Traing : Validation : Test = 6:2:2

In [3]:
import pandas as pd
from sklearn.model_selection import train_test_split

# === 1. Load formatted input data ===
df_no_transform = pd.read_csv("../../data/processed/train_dataset_formatted_no_missing.csv")

# === 2. Split features and label ===
X_no_transform = df_no_transform.drop(columns=["label", "longitude", "latitude"])
y_no_transform = df_no_transform["label"]

# === 3. Train / Validation / Test split ===
# First split train_val and test (e.g. 80% train_val, 20% test)
X_train_val_no_transform, X_test_no_transform, y_train_val_no_transform, y_test_no_transform = train_test_split(
    X_no_transform, y_no_transform, test_size=0.2, random_state=42, stratify=y_no_transform
)

# Then split train and val (e.g. 75% train, 25% val → overall 60/20/20)
X_train_val_no_transform, X_val_no_transform, y_train_no_transform, y_val_no_transform = train_test_split(
    X_train_val_no_transform, y_train_val_no_transform, test_size=0.25, random_state=42, stratify=y_train_val_no_transform
)

# Print shape summary
print("Train:", X_train_val_no_transform.shape)
print("Validation:", X_val_no_transform.shape)
print("Test:", X_test_no_transform.shape)

# === 4. Save to disk ===
X_train_val_no_transform.to_csv("../../data/processed/no_transformed/X_train_no_transform.csv", index=False)
X_val_no_transform.to_csv("../../data/processed/no_transformed/X_val_no_transform.csv", index=False)
X_test_no_transform.to_csv("../../data/processed/no_transformed/X_test_no_transform.csv", index=False)

y_train_no_transform.to_csv("../../data/processed/no_transformed/y_train_no_transform.csv", index=False)
y_val_no_transform.to_csv("../../data/processed/no_transformed/y_val_no_transform.csv", index=False)
y_test_no_transform.to_csv("../../data/processed/no_transformed/y_test_no_transform.csv", index=False)

print("Train/Validation/Test datasets with no transformation saved.")


Train: (2951, 19)
Validation: (984, 19)
Test: (984, 19)
Train/Validation/Test datasets with no transformation saved.


In [2]:
import pandas as pd
from sklearn.model_selection import train_test_split

# === 1. Load formatted input data ===
df_transform = pd.read_csv("../../data/processed/train_dataset_log1p_transformed.csv")

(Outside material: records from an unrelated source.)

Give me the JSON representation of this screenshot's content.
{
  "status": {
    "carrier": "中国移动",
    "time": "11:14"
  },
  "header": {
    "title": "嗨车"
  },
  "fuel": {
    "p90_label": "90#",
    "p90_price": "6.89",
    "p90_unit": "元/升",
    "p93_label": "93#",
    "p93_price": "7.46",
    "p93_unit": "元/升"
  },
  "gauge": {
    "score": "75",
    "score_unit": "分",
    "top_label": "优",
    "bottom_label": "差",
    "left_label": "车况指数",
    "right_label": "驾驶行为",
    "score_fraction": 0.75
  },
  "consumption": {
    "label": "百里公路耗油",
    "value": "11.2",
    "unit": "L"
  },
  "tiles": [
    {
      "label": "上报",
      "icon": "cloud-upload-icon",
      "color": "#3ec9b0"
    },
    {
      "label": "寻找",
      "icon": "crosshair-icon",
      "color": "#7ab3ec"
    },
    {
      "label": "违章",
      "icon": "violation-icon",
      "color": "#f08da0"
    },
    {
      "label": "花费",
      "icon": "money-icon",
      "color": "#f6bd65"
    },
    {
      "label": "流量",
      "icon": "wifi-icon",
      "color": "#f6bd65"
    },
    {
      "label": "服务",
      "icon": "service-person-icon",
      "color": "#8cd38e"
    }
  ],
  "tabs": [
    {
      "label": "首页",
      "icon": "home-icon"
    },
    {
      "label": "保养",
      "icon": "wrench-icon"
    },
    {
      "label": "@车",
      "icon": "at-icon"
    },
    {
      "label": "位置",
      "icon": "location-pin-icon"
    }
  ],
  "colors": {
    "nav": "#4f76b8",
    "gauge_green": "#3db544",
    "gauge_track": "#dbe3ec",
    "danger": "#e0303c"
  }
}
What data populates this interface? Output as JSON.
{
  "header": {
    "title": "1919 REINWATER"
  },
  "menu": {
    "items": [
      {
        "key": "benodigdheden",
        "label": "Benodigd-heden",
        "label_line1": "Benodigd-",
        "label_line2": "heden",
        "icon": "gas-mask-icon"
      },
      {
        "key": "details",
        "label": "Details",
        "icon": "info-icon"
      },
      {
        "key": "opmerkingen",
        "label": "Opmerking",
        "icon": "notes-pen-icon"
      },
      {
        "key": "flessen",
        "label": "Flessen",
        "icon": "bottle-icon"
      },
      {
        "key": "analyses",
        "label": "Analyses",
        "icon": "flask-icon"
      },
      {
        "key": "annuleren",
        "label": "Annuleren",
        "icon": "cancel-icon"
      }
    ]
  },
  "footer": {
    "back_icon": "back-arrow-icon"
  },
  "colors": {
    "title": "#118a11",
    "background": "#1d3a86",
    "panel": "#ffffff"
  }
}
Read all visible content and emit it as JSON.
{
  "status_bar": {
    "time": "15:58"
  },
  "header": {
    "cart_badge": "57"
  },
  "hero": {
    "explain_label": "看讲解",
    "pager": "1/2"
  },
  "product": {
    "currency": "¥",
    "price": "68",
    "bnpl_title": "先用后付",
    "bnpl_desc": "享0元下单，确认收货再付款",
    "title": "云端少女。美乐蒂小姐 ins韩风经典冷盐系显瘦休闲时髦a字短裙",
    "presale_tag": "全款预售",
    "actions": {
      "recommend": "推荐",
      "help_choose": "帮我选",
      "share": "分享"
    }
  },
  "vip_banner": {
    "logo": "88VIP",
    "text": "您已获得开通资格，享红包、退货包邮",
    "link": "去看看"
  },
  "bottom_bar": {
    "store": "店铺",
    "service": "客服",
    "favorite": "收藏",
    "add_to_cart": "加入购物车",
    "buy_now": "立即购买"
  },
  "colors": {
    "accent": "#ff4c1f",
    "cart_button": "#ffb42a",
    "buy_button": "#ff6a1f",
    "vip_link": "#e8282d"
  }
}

# === 2. Split features and label ===
X_transform = df_transform.drop(columns=["label", "longitude", "latitude"])
y_transform = df_transform["label"]

# === 3. Train / Validation / Test split ===
# First split train_val and test (e.g. 80% train_val, 20% test)
X_train_val_transform, X_test_transform, y_train_val_transform, y_test_transform = train_test_split(
    X_transform, y_transform, test_size=0.2, random_state=42, stratify=y_transform
)

# Then split train and val (e.g. 75% train, 25% val → overall 60/20/20)
X_train_val_transform, X_val_transform, y_train_transform, y_val_transform = train_test_split(
    X_train_val_transform, y_train_val_transform, test_size=0.25, random_state=42, stratify=y_train_val_transform
)

# Print shape summary
print("Train:", X_train_val_transform.shape)
print("Validation:", X_val_transform.shape)
print("Test:", X_test_transform.shape)

# === 4. Save to disk ===
X_train_val_transform.to_csv("../../data/processed/transformed/X_train_transform.csv", index=False)
X_val_transform.to_csv("../../data/processed/transformed/X_val_transform.csv", index=False)
X_test_transform.to_csv("../../data/processed/transformed/X_test_transform.csv", index=False)

y_train_transform.to_csv("../../data/processed/transformed/y_train_transform.csv", index=False)
y_val_transform.to_csv("../../data/processed/transformed/y_val_transform.csv", index=False)
y_test_transform.to_csv("../../data/processed/transformed/y_test_transform.csv", index=False)

print("Train/Validation/Test datasets with log1p transformation saved.")


Train: (2951, 19)
Validation: (984, 19)
Test: (984, 19)
Train/Validation/Test datasets with log1p transformation saved.